Envoy currently supports two modes of Upgrade behavior, the new generic upgrade mode, and the old WebSocket-only TCP proxy mode.
New style Upgrade support¶
The new style Upgrade support is intended mainly for WebSocket but may be used for non-WebSocket upgrades as well. The new style of upgrades pass both the HTTP headers and the upgrade payload through an HTTP filter chain. One may configure the upgrade_configs in one of two ways. If only the upgrade_type is specified, both the upgrade headers, any request and response body, and WebSocket payload will pass through the default HTTP filter chain. To avoid the use of HTTP-only filters for upgrade payload, one can set up custom filters for the given upgrade type, up to and including only using the router filter to send the WebSocket data upstream.
Handling H2 hops (implementation in progress)¶
Envoy currently has an alpha implementation of tunneling websockets over H2 streams for deployments that prefer a uniform H2 mesh throughout, for example, for a deployment of the form:
[Client] —- HTTP/1.1 —- [Front Envoy] —- HTTP/2 —- [Sidecar Envoy —- H1 —- App]
In this case, if a client is for example using WebSocket, we want the Websocket to arive at the upstream server functionally intact, which means it needs to traverse the HTTP/2 hop.
TODO(alyssawilk) copy the warnings from the config here, or just land the docs when we unhide.
This is accomplished via extended CONNECT support. The WebSocket request will be transformed into an HTTP/2 CONNECT stream, with :protocol header indicating the original upgrade, traverse the HTTP/2 hop, and be downgraded back into an HTTP/1 WebSocket Upgrade. This same Upgrade-CONNECT-Upgrade transformation will be performed on any HTTP/2 hop, with the documented flaw that the HTTP/1.1 method is always assumed to be GET. Non-WebSocket upgrades are allowed to use any valid HTTP method (i.e. POST) and the current upgrade/downgrade mechanism will drop the original method and transform the Upgrade request to a GET method on the final Envoy-Upstream hop.

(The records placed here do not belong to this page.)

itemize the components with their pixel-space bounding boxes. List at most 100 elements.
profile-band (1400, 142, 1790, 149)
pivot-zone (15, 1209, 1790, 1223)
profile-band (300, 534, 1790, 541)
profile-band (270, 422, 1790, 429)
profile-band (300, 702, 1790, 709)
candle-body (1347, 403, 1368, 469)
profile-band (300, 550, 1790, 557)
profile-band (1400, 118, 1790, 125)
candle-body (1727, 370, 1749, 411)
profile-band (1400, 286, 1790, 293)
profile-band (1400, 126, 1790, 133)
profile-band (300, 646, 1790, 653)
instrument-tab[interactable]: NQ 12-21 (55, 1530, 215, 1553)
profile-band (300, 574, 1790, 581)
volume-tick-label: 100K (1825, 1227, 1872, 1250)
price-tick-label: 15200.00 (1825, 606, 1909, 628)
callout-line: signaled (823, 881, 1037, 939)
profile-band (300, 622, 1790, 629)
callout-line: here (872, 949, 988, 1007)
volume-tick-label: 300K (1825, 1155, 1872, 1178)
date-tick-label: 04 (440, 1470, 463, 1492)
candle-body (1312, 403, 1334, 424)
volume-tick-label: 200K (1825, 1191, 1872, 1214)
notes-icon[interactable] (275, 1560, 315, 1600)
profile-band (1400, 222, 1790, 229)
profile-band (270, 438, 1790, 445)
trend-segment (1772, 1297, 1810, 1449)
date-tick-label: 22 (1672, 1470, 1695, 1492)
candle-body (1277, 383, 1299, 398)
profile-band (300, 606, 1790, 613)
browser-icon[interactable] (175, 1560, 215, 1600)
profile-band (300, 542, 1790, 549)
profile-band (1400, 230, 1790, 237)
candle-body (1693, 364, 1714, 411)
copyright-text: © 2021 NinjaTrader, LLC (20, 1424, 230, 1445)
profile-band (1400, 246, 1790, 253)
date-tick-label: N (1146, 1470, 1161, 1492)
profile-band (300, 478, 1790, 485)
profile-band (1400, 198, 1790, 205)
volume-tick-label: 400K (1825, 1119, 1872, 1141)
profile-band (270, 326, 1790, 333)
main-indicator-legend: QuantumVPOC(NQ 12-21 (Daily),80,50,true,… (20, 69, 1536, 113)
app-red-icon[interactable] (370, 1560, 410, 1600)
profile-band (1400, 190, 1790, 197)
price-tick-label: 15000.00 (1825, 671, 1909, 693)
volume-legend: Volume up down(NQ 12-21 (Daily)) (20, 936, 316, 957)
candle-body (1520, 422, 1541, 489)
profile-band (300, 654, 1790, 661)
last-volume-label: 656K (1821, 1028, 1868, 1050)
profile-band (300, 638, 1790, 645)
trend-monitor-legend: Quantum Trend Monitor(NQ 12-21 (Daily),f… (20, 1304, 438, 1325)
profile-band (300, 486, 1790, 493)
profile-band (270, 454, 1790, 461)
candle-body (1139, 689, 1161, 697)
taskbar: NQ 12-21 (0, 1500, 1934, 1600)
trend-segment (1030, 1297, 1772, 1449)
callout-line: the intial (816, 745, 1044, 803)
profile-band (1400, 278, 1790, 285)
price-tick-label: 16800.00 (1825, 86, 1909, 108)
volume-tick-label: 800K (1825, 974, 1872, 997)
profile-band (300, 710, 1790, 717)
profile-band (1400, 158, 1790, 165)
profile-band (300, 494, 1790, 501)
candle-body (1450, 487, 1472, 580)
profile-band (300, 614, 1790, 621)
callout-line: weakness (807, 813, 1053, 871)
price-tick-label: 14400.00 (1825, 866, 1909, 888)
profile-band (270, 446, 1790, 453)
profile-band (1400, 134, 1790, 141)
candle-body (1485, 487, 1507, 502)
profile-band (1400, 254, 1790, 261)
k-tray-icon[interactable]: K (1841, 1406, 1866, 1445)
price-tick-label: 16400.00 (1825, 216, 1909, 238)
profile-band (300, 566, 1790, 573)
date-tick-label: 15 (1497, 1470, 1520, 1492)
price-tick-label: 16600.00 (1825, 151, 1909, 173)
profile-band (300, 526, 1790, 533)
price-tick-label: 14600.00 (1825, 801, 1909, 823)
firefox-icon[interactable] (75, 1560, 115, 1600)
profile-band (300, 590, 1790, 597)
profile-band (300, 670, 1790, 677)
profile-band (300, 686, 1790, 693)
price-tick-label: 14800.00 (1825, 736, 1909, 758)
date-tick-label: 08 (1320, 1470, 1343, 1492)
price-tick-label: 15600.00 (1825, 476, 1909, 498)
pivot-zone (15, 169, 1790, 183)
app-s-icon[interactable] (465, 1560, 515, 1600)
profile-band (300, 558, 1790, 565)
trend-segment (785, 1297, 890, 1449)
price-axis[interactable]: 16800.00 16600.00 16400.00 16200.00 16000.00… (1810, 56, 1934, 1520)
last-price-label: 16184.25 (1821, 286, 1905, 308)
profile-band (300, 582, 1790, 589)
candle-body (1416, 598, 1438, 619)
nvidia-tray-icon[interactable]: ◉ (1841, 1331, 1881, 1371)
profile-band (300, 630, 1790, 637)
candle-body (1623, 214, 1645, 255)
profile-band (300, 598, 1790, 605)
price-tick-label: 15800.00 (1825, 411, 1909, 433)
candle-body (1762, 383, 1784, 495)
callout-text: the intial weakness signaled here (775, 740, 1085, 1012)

Old style WebSocket support¶
Envoy supports upgrading a HTTP/1.1 connection to a WebSocket connection. Connection upgrade will be allowed only if the downstream client sends the correct upgrade headers and the matching HTTP route is explicitly configured to use WebSockets (use_websocket). If a request arrives at a WebSocket enabled route without the requisite upgrade headers, it will be treated as any regular HTTP/1.1 request.
Since Envoy treats WebSocket connections as plain TCP connections, it supports all drafts of the WebSocket protocol, independent of their wire format. Certain HTTP request level features such as redirects, timeouts, retries, rate limits and shadowing are not supported for WebSocket routes. However, prefix rewriting, explicit and automatic host rewriting, traffic shifting and splitting are supported.
Old style Connection semantics¶
Even though WebSocket upgrades occur over HTTP/1.1 connections, WebSockets proxying works similarly to plain TCP proxy, i.e., Envoy does not interpret the websocket frames. The downstream client and/or the upstream server are responsible for properly terminating the WebSocket connection (e.g., by sending close frames) and the underlying TCP connection.
When the connection manager receives a WebSocket upgrade request over a WebSocket-enabled route, it forwards the request to an upstream server over a TCP connection. Envoy will not know if the upstream server rejected the upgrade request. It is the responsibility of the upstream server to terminate the TCP connection, which would cause Envoy to terminate the corresponding downstream client connection.